During the Council, in the spring of 1415, a pimp was sentenced to death and drowned in Lake Constance.

He had forced a 12-year-old girl, a “still foolish child without breasts” into prostitution.

The criminal offered a male client this girl to perform all desired sexual actions.

The girl suffered such agonies that the Town Clerk, who made written notes of the incident, was unable to record the details.

(Ulrich Büttner/Egon Schwär, Histories of the Council of Constance)

Prostitution occurs in a variety of forms.

Brothels are establishments specifically dedicated to prostitution.

In escort prostitution, the act may take place at the client’s residence or hotel room (referred to as an outcall) or at the escort’s residence or a hotel room rented for the occasion by the escort (in-call).

Above: “tart cards” in a British phone box advertising the services of call girls

Another form is street prostitution.

Sex tourism is travel for sexual intercourse with prostitutes or to engage in other sexual activity.

Virtual sex – sexual acts conveyed by messages rather than physically – is also the subject of commercial transactions.

Commercial phone sex services have been available for decades.

The advent of the Internet has made other forms of virtual sex available for money, including computer-mediated cybersex, in which sexual services are provided in text form by way of chatrooms or instant messaging or audiovisually through a webcam.

Although the majority of prostitutes are female with male clients, there are also gay male prostitutes, lesbian prostitutes and heterosexual male prostitutes.

There are about 42 million prostitutes in the world, living all over the world.

In the US and Australia, it has been reported that at least 15% of all males have used the services of a prostitute at least once in their lives.

Prostitution is frequently viewed as a form of violence against women and children, as well as their exploitation, as shown by its intimate connection with human trafficking. (Wikipedia)

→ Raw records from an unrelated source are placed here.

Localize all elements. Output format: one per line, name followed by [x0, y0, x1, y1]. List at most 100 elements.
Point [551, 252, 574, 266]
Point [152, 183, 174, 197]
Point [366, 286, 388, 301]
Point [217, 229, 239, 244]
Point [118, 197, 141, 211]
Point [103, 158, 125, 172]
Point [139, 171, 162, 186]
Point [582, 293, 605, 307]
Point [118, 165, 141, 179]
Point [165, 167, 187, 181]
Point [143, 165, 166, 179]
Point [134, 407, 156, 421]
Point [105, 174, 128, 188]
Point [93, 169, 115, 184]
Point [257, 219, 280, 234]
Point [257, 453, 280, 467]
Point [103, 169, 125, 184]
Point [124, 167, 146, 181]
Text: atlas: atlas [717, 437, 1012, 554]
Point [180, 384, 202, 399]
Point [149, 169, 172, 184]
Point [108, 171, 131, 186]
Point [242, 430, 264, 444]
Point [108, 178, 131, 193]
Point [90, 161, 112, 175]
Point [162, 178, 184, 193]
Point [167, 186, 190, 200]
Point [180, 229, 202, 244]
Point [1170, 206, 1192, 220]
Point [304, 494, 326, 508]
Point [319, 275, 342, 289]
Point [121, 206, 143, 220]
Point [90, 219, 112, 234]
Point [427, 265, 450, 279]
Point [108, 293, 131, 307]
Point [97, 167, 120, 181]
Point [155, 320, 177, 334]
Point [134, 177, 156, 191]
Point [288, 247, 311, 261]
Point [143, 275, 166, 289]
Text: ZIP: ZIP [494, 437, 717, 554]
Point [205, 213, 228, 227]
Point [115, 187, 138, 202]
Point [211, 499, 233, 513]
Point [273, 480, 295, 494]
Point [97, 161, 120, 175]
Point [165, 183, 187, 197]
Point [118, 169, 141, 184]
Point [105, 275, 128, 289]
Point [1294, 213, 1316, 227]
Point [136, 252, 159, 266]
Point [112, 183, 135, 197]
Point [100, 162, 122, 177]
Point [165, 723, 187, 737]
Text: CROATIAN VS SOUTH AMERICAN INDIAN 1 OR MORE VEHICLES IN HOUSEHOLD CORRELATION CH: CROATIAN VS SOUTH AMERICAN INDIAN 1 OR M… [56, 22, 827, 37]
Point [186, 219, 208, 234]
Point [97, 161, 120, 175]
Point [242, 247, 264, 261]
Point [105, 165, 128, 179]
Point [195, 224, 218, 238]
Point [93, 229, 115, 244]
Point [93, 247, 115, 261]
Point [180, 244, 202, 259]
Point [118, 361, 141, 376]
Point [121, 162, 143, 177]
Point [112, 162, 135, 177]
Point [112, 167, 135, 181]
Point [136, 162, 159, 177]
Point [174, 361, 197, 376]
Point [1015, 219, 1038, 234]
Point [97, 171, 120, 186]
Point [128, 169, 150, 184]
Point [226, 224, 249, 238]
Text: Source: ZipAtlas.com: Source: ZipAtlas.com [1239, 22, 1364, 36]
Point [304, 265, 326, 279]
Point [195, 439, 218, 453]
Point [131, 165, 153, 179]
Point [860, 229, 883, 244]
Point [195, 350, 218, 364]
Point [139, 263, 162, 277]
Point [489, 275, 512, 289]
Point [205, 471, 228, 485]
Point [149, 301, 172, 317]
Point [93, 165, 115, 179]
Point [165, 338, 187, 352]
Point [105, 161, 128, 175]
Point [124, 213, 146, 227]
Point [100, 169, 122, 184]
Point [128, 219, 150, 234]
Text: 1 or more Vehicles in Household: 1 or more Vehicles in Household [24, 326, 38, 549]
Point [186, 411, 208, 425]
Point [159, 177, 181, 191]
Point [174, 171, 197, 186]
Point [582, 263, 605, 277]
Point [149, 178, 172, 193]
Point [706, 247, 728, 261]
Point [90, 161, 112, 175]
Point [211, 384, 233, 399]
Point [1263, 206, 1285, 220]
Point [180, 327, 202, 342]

This film festival asks the question:

What drives a person to prostitution?

Above: The statue to honor the sex workers of the world, installed March 2007 in Amsterdam’s Oudekerksplein, in front of the Oude Kerk, in the red-light district De Wallen, Belle‘s inscription says: “Respect sex workers all over the world.”

Above: Prostitution Information Centre, Amsterdam

A difficulty facing migrant prostitutes in many developed countries is the illegal residence status of some of these women.

They face potential deportation, and so do not have recourse to the law or to legal employment.

Sometimes a person is driven to prostitution by a need for basic necessities such as food or shelter.

This type of prostitution is common among the homeless and in refugee camps.

Drugs and prostitution have often been documented to have a direct correlation. (Wikipedia)

I have already considered the issue of prostitution in this blog…

(See The Dark Side of the Red Light of this blog.)

…and I still feel unresolved about it.

I cannot pretend to understand either the person driven to become a prostitute or the person compelled to visit one.

But I think I may be safe in surmising that no one dreams of becoming a real prostitute.

(Fantasy is perhaps a different thing.)

I wonder:

What dreams did these sex workers once have?